On the contrary, many individuals who are in death row question theUnited States’ criminal justice system. It cannot be denied that most people who are languishing in jail have been convicted because they have been denied a just trial by the court. Many of them have no means to pay for a competent lawyer to defend themselves in a court of law while those who financially capable can hire lawyers who can assist and defend them. The effect of this is that only those who are poor will suffer the death penalty. Thus, instead of giving due preference to the poor it even manifests the abuse being committed against the poor. Instead of giving justice even becomes a tool for oppressing the poor. In fact, the death penalty even perpetuates discrimination in the sense that majority of those who are in death row are African Americans (Christina Swarns, 2004, p.1).

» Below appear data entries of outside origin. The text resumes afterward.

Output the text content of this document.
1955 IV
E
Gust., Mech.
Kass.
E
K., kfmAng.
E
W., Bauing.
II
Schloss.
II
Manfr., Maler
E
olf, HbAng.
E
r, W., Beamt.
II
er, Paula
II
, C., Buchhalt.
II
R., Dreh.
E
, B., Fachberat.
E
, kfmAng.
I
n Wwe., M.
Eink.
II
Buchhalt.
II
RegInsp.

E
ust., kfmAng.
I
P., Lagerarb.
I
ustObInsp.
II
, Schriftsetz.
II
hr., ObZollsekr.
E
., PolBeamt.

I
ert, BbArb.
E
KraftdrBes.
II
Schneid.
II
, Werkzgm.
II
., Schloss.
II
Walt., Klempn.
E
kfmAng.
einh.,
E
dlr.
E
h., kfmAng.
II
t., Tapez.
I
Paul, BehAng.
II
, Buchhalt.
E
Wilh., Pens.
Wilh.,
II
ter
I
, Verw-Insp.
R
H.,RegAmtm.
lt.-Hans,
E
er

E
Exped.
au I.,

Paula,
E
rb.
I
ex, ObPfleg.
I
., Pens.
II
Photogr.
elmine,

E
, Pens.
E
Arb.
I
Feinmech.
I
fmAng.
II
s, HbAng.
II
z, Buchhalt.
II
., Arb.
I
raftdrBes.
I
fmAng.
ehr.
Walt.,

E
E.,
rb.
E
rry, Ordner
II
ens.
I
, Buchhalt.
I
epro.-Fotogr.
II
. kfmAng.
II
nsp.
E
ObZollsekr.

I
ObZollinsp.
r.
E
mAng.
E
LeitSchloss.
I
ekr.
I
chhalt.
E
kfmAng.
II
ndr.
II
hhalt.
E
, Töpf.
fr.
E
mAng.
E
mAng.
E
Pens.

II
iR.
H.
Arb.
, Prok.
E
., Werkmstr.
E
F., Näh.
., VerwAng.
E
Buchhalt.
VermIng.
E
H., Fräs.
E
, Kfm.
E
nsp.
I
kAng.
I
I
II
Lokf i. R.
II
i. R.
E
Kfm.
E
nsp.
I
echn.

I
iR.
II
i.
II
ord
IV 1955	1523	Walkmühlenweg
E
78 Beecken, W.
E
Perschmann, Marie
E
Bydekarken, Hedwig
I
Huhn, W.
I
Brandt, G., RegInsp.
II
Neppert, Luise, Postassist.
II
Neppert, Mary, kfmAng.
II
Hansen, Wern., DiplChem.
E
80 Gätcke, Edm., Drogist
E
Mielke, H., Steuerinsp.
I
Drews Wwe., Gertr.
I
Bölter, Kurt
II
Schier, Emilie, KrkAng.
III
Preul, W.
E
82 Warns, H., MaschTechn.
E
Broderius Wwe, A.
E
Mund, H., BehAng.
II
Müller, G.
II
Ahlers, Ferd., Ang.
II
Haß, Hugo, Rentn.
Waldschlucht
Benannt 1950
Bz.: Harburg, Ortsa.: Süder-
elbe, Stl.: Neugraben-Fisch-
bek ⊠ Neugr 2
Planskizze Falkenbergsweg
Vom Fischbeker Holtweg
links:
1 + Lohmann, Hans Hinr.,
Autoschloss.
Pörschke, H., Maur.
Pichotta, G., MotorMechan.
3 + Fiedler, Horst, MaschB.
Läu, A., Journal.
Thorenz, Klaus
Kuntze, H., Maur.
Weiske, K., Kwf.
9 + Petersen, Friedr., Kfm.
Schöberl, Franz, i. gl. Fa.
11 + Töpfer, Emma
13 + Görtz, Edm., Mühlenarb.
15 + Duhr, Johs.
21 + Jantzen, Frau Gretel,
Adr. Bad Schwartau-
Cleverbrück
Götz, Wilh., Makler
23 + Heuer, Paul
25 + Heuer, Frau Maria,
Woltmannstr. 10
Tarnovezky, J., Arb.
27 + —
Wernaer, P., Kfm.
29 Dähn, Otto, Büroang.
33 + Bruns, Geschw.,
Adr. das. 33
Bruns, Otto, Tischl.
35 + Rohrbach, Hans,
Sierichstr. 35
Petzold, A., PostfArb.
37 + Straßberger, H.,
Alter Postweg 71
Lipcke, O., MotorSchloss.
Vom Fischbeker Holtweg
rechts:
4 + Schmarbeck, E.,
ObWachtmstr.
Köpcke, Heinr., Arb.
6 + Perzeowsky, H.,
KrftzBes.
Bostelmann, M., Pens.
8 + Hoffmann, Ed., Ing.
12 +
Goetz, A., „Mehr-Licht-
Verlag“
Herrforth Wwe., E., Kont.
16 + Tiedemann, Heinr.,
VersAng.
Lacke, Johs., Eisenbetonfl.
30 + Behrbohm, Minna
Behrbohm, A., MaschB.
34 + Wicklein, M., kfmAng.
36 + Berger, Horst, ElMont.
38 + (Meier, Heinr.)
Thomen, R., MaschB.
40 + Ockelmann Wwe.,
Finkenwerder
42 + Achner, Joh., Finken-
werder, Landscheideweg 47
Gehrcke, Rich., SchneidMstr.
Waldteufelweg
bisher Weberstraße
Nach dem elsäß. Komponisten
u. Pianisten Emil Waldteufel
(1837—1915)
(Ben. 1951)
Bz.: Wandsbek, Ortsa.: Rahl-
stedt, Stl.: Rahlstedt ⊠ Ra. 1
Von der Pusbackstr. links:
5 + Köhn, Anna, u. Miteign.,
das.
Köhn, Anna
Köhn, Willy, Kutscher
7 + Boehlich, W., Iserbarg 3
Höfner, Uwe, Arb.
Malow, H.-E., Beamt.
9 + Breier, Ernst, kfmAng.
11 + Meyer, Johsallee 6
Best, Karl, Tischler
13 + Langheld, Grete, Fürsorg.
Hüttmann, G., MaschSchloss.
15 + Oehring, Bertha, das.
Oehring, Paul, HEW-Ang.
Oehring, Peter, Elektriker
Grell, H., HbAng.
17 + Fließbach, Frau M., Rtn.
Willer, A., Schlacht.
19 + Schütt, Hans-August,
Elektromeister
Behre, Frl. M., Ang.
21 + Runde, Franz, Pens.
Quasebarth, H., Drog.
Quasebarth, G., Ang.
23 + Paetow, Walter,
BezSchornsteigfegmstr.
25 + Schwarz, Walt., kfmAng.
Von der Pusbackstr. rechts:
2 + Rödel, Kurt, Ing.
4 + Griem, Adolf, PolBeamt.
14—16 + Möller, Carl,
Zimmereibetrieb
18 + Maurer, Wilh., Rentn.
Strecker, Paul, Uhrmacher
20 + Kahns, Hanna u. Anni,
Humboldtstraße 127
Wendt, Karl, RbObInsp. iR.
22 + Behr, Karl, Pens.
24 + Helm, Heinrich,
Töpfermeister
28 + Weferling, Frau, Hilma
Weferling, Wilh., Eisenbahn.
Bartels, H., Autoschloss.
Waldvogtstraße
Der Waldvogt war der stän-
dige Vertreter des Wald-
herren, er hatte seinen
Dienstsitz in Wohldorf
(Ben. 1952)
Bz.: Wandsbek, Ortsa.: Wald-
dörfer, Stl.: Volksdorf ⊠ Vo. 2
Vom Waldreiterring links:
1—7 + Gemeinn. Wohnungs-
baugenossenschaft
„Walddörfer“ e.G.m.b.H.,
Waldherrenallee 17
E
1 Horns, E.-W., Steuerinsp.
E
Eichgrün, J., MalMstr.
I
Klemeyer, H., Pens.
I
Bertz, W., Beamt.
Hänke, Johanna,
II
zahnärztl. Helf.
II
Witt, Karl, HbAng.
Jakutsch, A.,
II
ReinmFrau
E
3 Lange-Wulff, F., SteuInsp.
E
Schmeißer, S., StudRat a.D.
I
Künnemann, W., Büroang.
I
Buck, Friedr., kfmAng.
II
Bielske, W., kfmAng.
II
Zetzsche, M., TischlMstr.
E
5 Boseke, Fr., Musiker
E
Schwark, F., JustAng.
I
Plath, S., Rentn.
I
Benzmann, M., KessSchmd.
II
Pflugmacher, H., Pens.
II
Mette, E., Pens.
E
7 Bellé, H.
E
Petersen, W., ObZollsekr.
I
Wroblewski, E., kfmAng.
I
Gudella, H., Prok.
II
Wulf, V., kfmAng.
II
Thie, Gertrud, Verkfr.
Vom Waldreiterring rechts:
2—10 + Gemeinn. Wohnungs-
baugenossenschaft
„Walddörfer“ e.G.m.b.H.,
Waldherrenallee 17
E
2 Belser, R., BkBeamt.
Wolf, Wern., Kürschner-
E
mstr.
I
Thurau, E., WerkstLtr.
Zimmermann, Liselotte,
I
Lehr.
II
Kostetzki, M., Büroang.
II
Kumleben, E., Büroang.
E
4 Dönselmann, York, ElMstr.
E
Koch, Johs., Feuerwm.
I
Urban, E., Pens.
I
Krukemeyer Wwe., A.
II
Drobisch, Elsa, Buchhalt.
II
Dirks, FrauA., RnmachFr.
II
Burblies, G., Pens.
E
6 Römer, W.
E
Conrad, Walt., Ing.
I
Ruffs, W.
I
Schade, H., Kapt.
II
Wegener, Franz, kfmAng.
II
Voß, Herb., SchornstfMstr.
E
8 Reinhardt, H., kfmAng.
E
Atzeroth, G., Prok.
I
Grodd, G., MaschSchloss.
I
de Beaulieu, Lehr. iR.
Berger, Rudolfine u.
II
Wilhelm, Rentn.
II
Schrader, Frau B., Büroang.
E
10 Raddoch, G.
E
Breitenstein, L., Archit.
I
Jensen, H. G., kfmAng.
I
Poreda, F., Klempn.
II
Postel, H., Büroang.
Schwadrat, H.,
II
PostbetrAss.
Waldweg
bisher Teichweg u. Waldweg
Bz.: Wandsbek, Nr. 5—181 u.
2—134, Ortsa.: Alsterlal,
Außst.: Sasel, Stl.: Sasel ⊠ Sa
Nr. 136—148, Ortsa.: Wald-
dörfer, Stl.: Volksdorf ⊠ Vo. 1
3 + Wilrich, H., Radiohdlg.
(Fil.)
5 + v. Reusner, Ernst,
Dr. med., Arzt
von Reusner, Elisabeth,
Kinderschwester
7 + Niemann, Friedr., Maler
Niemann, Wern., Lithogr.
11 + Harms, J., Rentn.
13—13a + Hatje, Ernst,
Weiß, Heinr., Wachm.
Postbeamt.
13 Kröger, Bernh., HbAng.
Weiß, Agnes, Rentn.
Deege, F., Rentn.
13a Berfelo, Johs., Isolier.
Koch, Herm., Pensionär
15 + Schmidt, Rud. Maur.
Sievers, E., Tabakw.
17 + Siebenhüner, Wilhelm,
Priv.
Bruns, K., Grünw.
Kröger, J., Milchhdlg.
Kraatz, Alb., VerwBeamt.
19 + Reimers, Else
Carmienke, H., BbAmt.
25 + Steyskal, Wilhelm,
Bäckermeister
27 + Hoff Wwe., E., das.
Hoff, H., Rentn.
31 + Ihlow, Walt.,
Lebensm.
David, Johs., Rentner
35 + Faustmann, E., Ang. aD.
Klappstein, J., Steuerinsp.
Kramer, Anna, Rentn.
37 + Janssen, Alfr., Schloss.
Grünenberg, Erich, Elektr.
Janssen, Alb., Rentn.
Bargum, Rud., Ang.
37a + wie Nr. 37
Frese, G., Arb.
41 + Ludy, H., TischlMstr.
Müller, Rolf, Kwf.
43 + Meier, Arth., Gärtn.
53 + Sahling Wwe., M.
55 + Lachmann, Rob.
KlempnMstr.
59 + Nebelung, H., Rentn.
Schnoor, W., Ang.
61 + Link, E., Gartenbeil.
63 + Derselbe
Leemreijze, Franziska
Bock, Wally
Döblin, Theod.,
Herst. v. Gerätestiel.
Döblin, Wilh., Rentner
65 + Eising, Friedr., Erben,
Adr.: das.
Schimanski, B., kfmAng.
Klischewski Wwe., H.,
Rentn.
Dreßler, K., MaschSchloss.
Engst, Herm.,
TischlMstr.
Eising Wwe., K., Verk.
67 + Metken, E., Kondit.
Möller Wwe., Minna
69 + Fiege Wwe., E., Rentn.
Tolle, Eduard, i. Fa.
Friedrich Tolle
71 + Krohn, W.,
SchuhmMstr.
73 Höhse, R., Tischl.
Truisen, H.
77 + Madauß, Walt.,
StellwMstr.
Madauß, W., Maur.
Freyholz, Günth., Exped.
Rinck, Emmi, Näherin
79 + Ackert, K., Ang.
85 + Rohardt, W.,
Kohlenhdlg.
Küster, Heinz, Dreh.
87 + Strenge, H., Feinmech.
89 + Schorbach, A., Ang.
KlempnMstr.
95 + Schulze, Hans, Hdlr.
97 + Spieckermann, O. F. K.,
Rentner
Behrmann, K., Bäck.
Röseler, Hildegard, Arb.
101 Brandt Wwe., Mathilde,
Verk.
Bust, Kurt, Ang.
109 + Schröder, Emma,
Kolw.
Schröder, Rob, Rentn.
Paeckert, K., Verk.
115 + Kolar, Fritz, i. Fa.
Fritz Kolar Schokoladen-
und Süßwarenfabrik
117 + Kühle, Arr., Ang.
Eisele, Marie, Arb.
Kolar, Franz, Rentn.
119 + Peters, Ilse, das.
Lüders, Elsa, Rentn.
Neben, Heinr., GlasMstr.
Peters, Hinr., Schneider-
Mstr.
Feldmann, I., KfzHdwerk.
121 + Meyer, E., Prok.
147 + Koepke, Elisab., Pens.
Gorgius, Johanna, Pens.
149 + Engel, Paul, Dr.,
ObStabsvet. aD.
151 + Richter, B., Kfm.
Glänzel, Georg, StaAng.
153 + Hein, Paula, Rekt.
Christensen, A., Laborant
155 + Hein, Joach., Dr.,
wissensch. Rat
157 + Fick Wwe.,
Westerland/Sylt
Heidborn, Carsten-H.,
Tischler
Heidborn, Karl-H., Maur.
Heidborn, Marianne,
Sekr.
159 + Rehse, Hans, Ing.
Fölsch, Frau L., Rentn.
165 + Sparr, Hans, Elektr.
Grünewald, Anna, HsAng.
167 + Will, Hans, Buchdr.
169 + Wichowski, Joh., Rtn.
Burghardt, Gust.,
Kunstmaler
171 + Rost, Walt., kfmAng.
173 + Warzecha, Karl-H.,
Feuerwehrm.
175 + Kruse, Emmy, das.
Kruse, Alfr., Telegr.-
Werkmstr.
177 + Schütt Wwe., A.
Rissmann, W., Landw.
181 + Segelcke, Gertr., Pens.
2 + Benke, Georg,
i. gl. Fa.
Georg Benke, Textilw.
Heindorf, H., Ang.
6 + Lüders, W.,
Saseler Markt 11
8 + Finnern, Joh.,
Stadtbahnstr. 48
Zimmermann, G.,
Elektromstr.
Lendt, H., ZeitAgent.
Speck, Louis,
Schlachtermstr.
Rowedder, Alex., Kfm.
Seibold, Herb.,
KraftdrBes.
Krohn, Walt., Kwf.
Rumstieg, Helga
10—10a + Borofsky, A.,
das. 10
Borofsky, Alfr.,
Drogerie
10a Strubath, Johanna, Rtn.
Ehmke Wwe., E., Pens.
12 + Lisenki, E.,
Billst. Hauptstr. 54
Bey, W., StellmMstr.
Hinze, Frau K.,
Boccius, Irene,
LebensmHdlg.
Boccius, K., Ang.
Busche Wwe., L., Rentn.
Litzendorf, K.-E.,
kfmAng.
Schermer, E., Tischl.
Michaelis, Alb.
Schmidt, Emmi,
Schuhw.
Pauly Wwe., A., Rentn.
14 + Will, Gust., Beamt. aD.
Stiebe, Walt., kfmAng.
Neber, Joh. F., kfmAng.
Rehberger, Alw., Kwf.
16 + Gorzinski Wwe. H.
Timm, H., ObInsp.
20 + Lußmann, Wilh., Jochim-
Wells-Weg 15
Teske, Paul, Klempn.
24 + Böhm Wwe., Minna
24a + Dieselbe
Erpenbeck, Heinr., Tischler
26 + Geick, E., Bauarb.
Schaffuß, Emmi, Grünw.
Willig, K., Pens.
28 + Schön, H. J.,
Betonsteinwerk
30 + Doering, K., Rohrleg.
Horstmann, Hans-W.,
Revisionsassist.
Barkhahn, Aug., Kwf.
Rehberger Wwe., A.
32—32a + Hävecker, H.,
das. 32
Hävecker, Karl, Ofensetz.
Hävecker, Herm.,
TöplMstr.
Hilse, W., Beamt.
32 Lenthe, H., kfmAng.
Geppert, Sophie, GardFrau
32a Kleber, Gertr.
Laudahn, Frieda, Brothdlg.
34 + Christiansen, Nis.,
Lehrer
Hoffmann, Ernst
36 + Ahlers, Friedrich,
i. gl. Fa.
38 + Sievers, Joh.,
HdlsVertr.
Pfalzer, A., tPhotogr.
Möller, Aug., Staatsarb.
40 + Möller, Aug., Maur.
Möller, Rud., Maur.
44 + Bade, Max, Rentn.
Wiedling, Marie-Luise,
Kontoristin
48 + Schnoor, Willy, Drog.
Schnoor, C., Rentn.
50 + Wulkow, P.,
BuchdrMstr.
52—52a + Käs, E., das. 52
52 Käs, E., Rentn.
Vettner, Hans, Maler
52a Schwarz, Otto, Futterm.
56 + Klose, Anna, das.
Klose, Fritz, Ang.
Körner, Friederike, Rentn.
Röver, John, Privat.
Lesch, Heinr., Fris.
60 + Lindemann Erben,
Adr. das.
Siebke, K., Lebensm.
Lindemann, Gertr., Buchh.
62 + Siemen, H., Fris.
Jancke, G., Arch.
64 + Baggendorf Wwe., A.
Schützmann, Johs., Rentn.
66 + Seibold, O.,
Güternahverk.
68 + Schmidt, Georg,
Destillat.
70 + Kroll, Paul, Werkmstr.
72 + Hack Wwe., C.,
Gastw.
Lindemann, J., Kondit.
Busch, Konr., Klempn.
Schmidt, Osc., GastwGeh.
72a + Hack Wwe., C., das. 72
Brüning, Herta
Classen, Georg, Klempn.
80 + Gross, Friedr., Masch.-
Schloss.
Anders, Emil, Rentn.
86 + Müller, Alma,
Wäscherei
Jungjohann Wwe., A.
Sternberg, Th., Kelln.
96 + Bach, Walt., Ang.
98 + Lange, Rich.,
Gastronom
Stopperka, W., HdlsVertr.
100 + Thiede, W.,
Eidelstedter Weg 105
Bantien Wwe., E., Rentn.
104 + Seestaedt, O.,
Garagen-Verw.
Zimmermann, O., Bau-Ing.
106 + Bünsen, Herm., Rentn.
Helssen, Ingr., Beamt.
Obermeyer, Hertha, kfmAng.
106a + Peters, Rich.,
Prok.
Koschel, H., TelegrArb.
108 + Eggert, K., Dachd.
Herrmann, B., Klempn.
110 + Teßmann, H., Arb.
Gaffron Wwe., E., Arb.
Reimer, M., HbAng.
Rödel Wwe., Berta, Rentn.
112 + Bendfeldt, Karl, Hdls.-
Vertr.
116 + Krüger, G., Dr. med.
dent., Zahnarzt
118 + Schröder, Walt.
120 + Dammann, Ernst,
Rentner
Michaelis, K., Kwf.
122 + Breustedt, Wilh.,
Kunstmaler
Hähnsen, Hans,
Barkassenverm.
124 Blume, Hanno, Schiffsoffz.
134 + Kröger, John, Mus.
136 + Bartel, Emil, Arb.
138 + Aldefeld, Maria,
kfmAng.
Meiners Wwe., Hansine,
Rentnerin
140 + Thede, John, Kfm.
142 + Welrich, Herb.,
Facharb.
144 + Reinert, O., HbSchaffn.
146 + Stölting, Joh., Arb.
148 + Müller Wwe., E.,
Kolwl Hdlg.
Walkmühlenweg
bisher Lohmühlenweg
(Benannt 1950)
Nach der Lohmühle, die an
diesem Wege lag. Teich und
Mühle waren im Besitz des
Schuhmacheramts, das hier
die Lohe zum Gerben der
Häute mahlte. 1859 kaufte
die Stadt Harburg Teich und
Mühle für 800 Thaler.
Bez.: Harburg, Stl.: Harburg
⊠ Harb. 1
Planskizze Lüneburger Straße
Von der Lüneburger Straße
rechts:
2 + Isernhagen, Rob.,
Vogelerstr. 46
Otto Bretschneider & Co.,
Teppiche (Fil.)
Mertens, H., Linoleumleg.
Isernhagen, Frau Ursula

Capital punishment wastes resources in the sense that it squanders the time and energy of the government. The process of imposing capital punishment is a tedious one which must be reviewed by the Supreme Court in order to avoid the possibility of giving an erroneous judgment. Thus the government spends for the judges and public defenders. The government funds are therefore being wasted in effect depriving the other institutions of needed assistance that could aid in preventing criminality.
Based on the arguments presented, clearly the evidence is against the imposition of death penalty. There is no evidence that there is a causal connection between the imposition of death penalty and its effect in deterring criminality. On the contrary, death penalty only perpetuates the violence which is already widespread in the modern society. Our society is still plagued with violence such that killing and violence is becoming a part of our daily lives. This is obvious when we celebrate the execution of criminal or the punishment of those who commit wrong. The imposition of death penalty even perpetuates this violence by implicitly stating that violence can be legitimized. Implicitly we are communicating to the youth that violence can be legalized if we have reasons to do so. It sends a wrong message to our society in that violence is the proper response to violence. Thus “an eye for an eye, tooth for a tooth.” This hurts the very moral fiber of our society.
Inflicting fear in the heart of the people by threatening them with harsh and cruel penalty does not provide for a long-term solution to our problem. If we really want to do something about the increasing criminality and the violence in our society we do not threaten them with bodily harm if they do wrong. If we want a long-term solution to this problem the youth must be taught the value of love and respect. Criminality is caused by the defective internalization of rules and values in our society.
Thus if the government really want to put a stop to criminality the author proposes a value-oriented approach as opposed to a vindictive approach. Instead of the government allocating a substantial sum of money to prison system, the author suggests that the government aid the other institutions as well such as the family, school and the church. These institutions can significantly help us in solving our problem in criminality. The parents, teachers and religious leaders can help in inculcating the necessary values to our youth. Educating our youth is the proactive solution. They must be educated in terms of the values that they must possess and strictly adhere to.